I’ve been haunted by this video of Paul Krugman trying to explain reality to a couple of pro-austerity Brits. The two Brits are obviously well educated and successful, and they seem incapable of understanding anything but budget cuts good, spending bad. The two of them sputter and babble and repeat ideological talking points and look at Krugman as if he has worms coming out of his nose. And you know that no amount of real-world experience would ever make a dent in their fantasies.

At one point, Krugman gets to the bottom line:

“By the way, I think you’ve just given me confirmation of something that people like me tend to say, which is, actually none of this is at all about fiscal responsibility. It’s all about exploiting the current situation to pursue an ideological goal of a smaller state.”

Which is why they can’t be reasoned with.

BTW, at the end of the interview one of the two twits asked “What about Estonia?” Estonia’s economy has improved somewhat, which proves to the twits that austerity works, even if it is failing everywhere else. Krugman addresses that on his blog.

Speaking of religion, see also “The GOP’s Bizarre, Disturbing Passion for Raising Taxes on the Poor.” Also, too,”Not With a Bang, But a Whimper: The Long, Slow Death Spiral of America’s Labor Movement.”

Women Still Not Allowed to Speak for Themselves

Via Slate, a research group that tracks election coverage has found that in news stories about issues specific to women, most of the quotes are from men.
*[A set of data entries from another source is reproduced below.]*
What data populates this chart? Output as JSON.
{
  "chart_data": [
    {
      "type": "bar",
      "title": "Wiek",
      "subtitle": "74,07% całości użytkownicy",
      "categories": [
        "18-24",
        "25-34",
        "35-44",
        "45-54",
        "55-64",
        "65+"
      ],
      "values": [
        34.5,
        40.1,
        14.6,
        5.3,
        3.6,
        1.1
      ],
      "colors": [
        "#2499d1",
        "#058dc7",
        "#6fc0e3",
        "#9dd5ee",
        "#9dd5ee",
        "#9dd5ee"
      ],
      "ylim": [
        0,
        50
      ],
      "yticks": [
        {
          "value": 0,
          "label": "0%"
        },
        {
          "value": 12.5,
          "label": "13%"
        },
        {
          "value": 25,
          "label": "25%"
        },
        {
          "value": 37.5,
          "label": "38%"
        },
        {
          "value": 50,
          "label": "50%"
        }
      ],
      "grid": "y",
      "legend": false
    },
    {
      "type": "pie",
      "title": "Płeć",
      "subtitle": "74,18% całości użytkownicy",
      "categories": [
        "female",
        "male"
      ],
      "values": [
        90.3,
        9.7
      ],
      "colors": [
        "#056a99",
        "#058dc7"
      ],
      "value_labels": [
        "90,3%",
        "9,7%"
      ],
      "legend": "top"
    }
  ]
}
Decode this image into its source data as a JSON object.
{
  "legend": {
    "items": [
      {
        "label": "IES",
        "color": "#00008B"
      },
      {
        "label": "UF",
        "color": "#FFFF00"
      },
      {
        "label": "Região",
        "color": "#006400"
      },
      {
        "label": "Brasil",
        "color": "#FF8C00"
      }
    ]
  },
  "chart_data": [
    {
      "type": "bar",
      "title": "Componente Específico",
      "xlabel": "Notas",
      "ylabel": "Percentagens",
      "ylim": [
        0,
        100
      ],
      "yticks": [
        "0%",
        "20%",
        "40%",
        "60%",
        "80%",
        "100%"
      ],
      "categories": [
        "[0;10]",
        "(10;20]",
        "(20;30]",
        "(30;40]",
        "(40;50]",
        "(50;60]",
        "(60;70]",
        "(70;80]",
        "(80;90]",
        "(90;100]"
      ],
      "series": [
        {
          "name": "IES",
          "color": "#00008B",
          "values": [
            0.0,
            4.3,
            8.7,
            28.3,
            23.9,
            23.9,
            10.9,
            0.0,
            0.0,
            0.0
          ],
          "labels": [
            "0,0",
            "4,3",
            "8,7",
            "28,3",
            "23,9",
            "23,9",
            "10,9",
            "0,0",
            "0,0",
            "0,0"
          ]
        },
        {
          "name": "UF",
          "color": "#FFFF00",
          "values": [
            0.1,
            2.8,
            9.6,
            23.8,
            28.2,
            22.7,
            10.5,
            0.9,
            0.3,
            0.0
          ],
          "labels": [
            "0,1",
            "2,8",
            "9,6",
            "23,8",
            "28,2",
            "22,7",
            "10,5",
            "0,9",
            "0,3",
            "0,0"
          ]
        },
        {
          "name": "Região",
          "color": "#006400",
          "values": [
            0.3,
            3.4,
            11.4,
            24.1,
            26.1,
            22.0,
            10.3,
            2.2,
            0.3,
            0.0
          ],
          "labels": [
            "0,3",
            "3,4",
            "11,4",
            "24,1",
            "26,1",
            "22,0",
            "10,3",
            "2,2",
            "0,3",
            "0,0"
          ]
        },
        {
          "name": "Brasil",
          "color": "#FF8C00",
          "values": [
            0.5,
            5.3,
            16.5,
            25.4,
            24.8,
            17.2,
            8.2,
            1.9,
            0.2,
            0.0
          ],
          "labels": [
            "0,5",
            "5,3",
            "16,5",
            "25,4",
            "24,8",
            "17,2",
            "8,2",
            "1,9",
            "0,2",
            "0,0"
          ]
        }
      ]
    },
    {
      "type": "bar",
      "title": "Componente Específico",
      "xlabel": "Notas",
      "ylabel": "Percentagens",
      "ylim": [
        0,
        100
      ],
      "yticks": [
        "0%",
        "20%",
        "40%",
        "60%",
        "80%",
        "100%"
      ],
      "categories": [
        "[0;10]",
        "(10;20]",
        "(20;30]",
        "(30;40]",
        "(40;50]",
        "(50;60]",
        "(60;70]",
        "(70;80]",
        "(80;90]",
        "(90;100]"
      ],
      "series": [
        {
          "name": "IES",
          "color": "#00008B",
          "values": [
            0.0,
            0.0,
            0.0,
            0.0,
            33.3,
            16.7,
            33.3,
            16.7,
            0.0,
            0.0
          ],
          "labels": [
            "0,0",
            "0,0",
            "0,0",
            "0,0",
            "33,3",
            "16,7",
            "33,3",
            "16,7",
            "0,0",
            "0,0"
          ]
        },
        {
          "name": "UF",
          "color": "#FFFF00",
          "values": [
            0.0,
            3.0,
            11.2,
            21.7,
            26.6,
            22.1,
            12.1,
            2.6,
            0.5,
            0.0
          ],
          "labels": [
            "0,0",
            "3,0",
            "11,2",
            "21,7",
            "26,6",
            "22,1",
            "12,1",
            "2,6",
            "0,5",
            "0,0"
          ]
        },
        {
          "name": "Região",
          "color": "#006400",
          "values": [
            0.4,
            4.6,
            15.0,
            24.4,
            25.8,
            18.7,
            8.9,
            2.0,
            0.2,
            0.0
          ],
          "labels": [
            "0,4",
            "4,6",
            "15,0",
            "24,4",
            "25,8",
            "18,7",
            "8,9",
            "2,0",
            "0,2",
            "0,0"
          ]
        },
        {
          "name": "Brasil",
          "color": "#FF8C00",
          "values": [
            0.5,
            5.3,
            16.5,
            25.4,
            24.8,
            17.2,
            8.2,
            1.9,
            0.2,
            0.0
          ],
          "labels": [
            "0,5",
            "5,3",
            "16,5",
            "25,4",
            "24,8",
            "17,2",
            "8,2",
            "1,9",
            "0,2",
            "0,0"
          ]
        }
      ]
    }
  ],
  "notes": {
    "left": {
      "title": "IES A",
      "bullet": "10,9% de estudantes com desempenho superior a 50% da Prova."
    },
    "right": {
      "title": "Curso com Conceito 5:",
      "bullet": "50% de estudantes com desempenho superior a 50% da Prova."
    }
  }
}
This isn’t exactly news, but the degree to which this is true surprised even me.

When analyzing the gender of who is quoted in stories about women’s issues, 4thestate found that print media quote women only 13 percent of the time. Television news stories quote (or show, I suppose) women only 15 percent of the time.

I would have liked to seen the results broken down by party or political philosophy. My guess is that nearly all of the women are liberals, and the conservative views is almost exclusively voiced by men. I’d also like to see a breakdown of conservative versus liberal quotes. But this is wild enough.

Libertarianism Is BS

Spotted at Balloon Juice.

What is debated within libertarianism? Nothing that challenges the rich or corporations. Ever. The best you get is something like Bleeding Heart Libertarians, where people struggle to find contractual grounds to object to a boss saying “have sex with me or you’re fired.” In other words, internal libertarian debate amounts to working hard to justify absolutely elementary human morality, not to question the moneyed or the powerful.